West Nile, quinto caso in provincia di Oristano

West Nile, quinto caso in provincia di Oristano

Ricoverato al San Martino un 50enne, già dimesso. Il primo caso di West Nile nella Asl risale al maggio e ha riguardato un soggetto over 70; il secondo una persona over 90, purtroppo deceduta.

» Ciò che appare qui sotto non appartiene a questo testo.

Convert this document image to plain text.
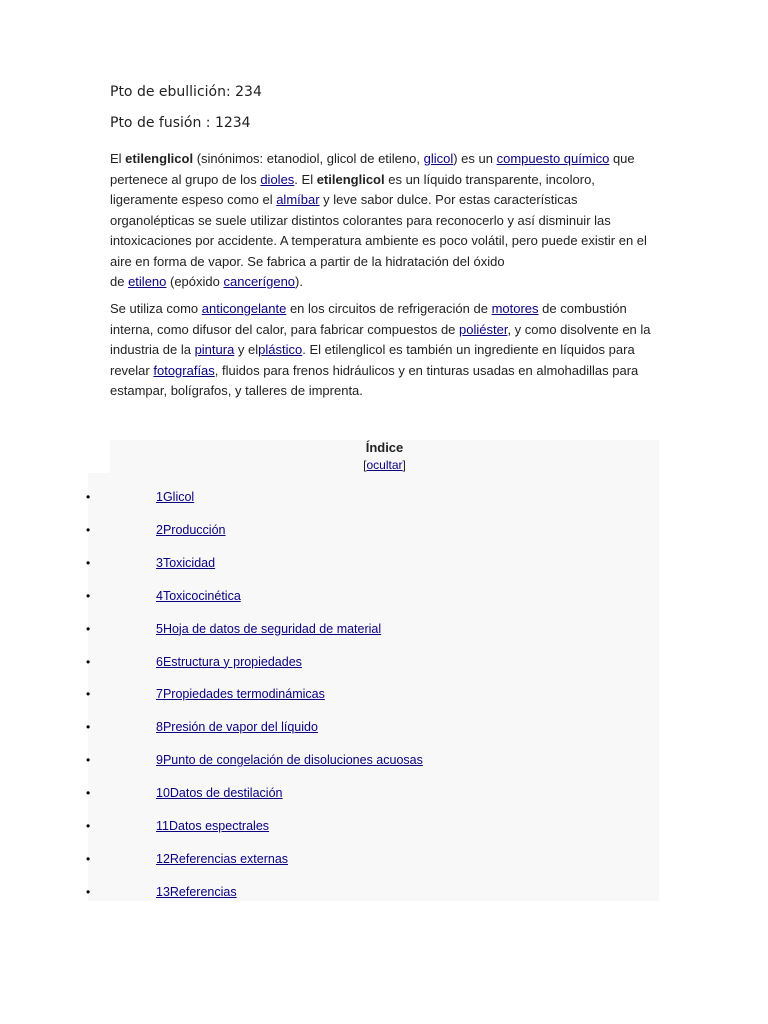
Pto de ebullición: 234
Pto de fusión : 1234

El etilenglicol (sinónimos: etanodiol, glicol de etileno, glicol) es un compuesto químico que pertenece al grupo de los dioles. El etilenglicol es un líquido transparente, incoloro, ligeramente espeso como el almíbar y leve sabor dulce. Por estas características organolépticas se suele utilizar distintos colorantes para reconocerlo y así disminuir las intoxicaciones por accidente. A temperatura ambiente es poco volátil, pero puede existir en el aire en forma de vapor. Se fabrica a partir de la hidratación del óxido
de etileno (epóxido cancerígeno).

Se utiliza como anticongelante en los circuitos de refrigeración de motores de combustión interna, como difusor del calor, para fabricar compuestos de poliéster, y como disolvente en la industria de la pintura y elplástico. El etilenglicol es también un ingrediente en líquidos para revelar fotografías, fluidos para frenos hidráulicos y en tinturas usadas en almohadillas para estampar, bolígrafos, y talleres de imprenta.

Índice
[ocultar]
•	1Glicol
•	2Producción
•	3Toxicidad
•	4Toxicocinética
•	5Hoja de datos de seguridad de material
•	6Estructura y propiedades
•	7Propiedades termodinámicas
•	8Presión de vapor del líquido
•	9Punto de congelación de disoluciones acuosas
•	10Datos de destilación
•	11Datos espectrales
•	12Referencias externas
•	13Referencias
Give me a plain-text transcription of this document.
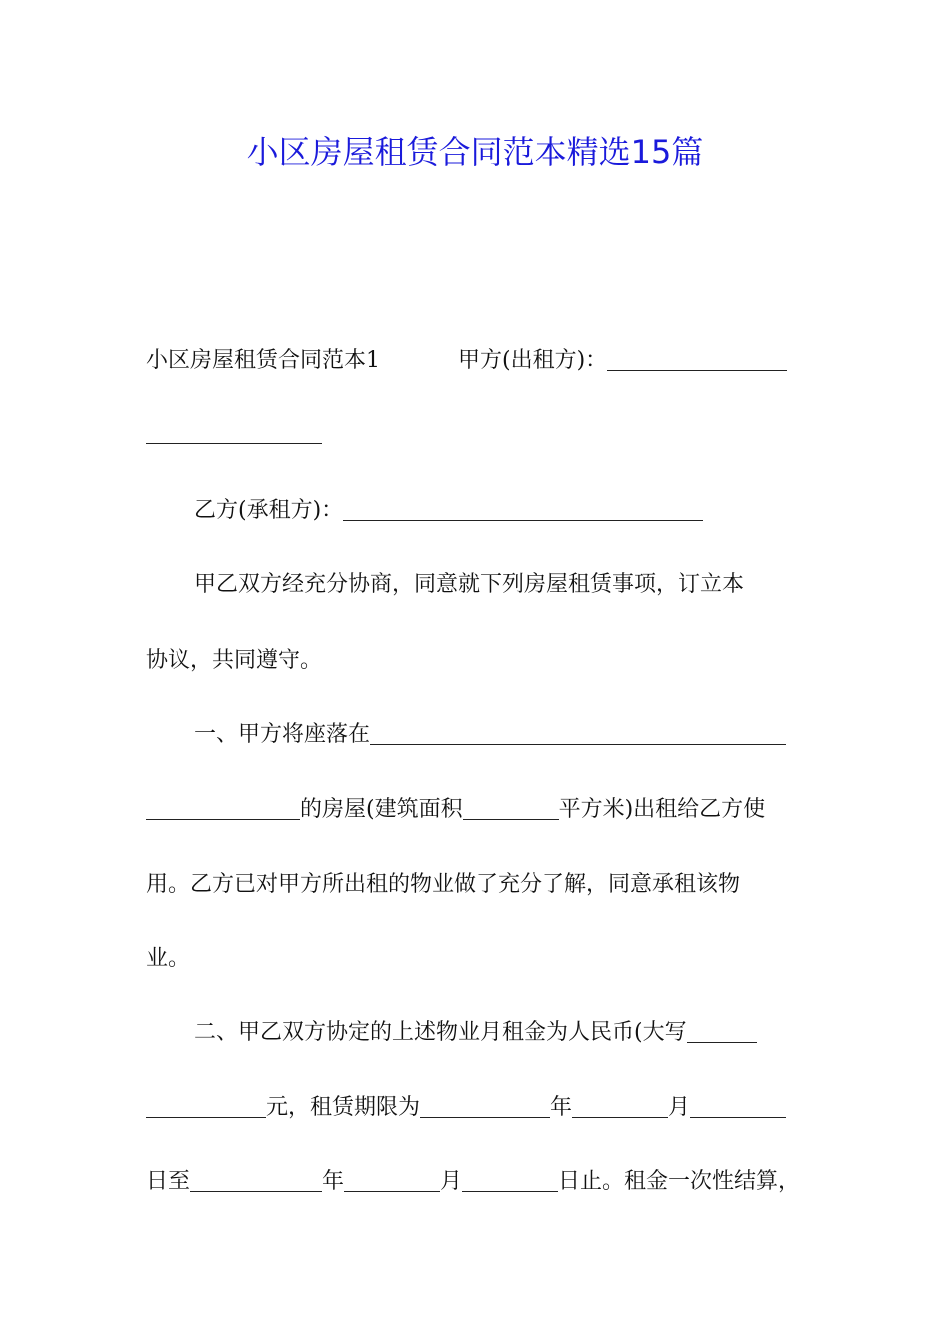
小区房屋租赁合同范本精选15篇

小区房屋租赁合同范本1	甲方(出租方)：

乙方(承租方)：

甲乙双方经充分协商，同意就下列房屋租赁事项，订立本

协议，共同遵守。

一、甲方将座落在

的房屋(建筑面积	平方米)出租给乙方使

用。乙方已对甲方所出租的物业做了充分了解，同意承租该物

业。

二、甲乙双方协定的上述物业月租金为人民币(大写

元，租赁期限为	年	月

日至	年	月	日止。租金一次性结算，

Il terzo caso un over 60, già dimesso; il quarto un over 85enne, che si trova ancora sotto osservazione al San Martino.

Il quinto caso di Febbre del Nilo è stato registrato in provincia di Oristano. Una persona cinquantenne, riferisce la Asl, si è presentata al pronto soccorso dell’ospedale San Martino di Oristano con febbre alta e sintomi riconducibili alla West Nile. Il sospetto clinico è stato confermato dalle analisi di laboratorio. Il paziente, dopo le prime cure, è stato dimesso e ha fatto rientro nella sua abitazione.

Immediatamente sono state avviate dal dipartimento di Prevenzione della Asl 5 di Oristano l’inchiesta epidemiologica e le attività di profilassi, che prevedono da parte delle autorità competenti la disinfestazione dell’area di residenza della persona che ha contratto il virus.

I casi precedenti nella Asl
Il primo caso di West Nile risale al maggio scorso e ha riguardato un soggetto ultrasessantenne, il secondo una persona ultranovantenne che, dopo aver contratto il virus e sviluppato la malattia, era purtroppo deceduta. Il terzo caso, un ultrasessantenne, che è stato dimesso dal presidio ospedaliero oristanese ed è ritornato a casa e il quarto un ultraottantacinquenne, che si trova ancora sotto osservazione al San Martino.

I consigli
La direttrice del dipartimento di Prevenzione Maria Valentina Marras ha ricordato: “Invitiamo ancora una volta le cittadine e i cittadini, in particolare i soggetti fragili e anziani, a prevenire
eventuali situazioni a rischio e a proteggersi dalle punture di questo insetto con tutti gli strumenti che ricordiamo: evitare i ristagni d’acqua, proteggersi con spray repellenti e abiti lunghi quando si è
all’aperto, schermare la propria casa con zanzariere”.

“In assenza di un vaccino o di una terapia specifica le misure di prevenzione e di protezione contro questa malattia sono estremamente importanti e devono entrare nelle nostre abitudini quotidiane”, ha aggiunto la direttrice generale della Asl 5 Grazia Cattina.